I've talked a lot about STDP and also calcium spikes - Larkum calls them NMDA spikes. I thought I'd dive into a little more detail about NMDA receptors - how they work, how they may be signaling, and how they are involved in learning.
The peculiar thing about STDP is that it almost completely reverses in a manner of milliseconds. If the action-potential is not precisely timed relative to the release of glutamate at the synapse, then STDP can completely reverse. People think that the mechanism of this is the NMDA receptor. What makes the NMDA receptor uniquely suitable as a mechanism for STDP is that it can be blocked by Magnesium. NMDA is primarily a Ca+2 transmitter, and Mg+2 - with the same charge, is pretty similar to Ca. However, Mg cannot fit through the NMDA receptor and can get stuck. If it gets stuck in the receptor it blocks any Calcium from getting through.

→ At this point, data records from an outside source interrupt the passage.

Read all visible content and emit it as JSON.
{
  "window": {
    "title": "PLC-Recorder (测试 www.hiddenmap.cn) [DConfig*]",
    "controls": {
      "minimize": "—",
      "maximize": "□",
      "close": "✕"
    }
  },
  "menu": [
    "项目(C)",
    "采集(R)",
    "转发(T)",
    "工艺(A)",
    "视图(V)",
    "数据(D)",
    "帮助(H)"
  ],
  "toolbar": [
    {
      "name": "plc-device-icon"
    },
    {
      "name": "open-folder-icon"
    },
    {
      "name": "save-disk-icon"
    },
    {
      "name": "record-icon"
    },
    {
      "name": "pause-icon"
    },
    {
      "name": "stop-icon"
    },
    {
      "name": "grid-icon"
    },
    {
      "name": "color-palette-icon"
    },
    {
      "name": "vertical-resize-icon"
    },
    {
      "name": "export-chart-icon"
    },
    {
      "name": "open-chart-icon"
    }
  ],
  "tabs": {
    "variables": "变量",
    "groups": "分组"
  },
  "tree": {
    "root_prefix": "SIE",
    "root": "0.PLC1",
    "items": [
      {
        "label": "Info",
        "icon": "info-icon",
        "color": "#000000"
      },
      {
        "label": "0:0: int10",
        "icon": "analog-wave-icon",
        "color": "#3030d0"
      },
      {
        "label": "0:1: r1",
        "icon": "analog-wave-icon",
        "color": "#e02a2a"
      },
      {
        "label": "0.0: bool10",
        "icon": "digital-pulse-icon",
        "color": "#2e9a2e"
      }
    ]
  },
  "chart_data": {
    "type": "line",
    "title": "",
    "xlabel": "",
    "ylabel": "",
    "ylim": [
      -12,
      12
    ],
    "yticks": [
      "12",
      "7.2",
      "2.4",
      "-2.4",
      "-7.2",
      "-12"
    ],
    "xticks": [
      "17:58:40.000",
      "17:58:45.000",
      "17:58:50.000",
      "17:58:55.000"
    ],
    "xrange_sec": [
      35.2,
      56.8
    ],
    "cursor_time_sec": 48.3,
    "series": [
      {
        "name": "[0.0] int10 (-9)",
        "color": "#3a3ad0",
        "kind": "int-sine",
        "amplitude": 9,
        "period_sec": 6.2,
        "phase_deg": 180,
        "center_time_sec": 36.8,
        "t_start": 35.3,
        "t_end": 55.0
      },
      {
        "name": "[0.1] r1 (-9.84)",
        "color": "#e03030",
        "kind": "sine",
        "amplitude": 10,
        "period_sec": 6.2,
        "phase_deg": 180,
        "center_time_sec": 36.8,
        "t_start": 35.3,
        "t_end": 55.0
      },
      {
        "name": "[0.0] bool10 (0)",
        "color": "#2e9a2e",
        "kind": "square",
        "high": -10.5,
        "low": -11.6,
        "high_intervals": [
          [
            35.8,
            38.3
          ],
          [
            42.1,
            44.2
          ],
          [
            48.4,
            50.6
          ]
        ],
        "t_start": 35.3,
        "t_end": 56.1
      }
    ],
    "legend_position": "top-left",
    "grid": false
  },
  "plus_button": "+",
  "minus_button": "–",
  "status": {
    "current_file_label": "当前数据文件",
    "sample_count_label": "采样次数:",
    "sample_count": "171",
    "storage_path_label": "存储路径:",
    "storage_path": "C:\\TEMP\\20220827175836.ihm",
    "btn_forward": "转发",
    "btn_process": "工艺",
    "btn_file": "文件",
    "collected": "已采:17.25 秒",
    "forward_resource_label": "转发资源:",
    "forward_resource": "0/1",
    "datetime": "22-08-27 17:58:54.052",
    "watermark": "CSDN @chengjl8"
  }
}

There is a special circumstance where the Mg block is removed. It all has to do with driving forces and electro-chemical gradients. The simplest way of understanding how ions will move across the cell membrane is to consider the voltage of the cell and the charges of the ions - if the cell is negatively charged it will attract positively charged ions. But there is another aspect: the concentration gradient. Ions will move to also equilibrate their relative concentrations. Calcium is a very special ion. The neuron has channels and calcium stores that pump out or suck up all the calcium floating in the intracellular space. There is basically no calcium in the cell. Terry Sejnowski said that they've calculated that there probably is only a single free calcium atom floating in a synaptic bouton. So calcium has a strong chemical gradient, and will still move into the cell, even if the cell is positively charged. Magnesium, however, is not pumped out, and its movement across the membrane is dominated by the electrical gradient - Mg mainly follows the electrical gradient.
So there is a range where the cell can be at the right voltage such that Calcium is being driven into the cell, while magnesium is driven out of the cell. This period is when the NMDA receptor will flux calcium into the cell. The NMDA receptor is also a glutamate receptor. For it to conduct calcium the pre-synaptic cell must release glutamate just before the post-synaptic cell depolarizes - like from an action-potential. This sets up a precise temporal window where NMDA receptors can flux calcium, and it is thought that this triggers the cascade leading to potentiation of the synapse.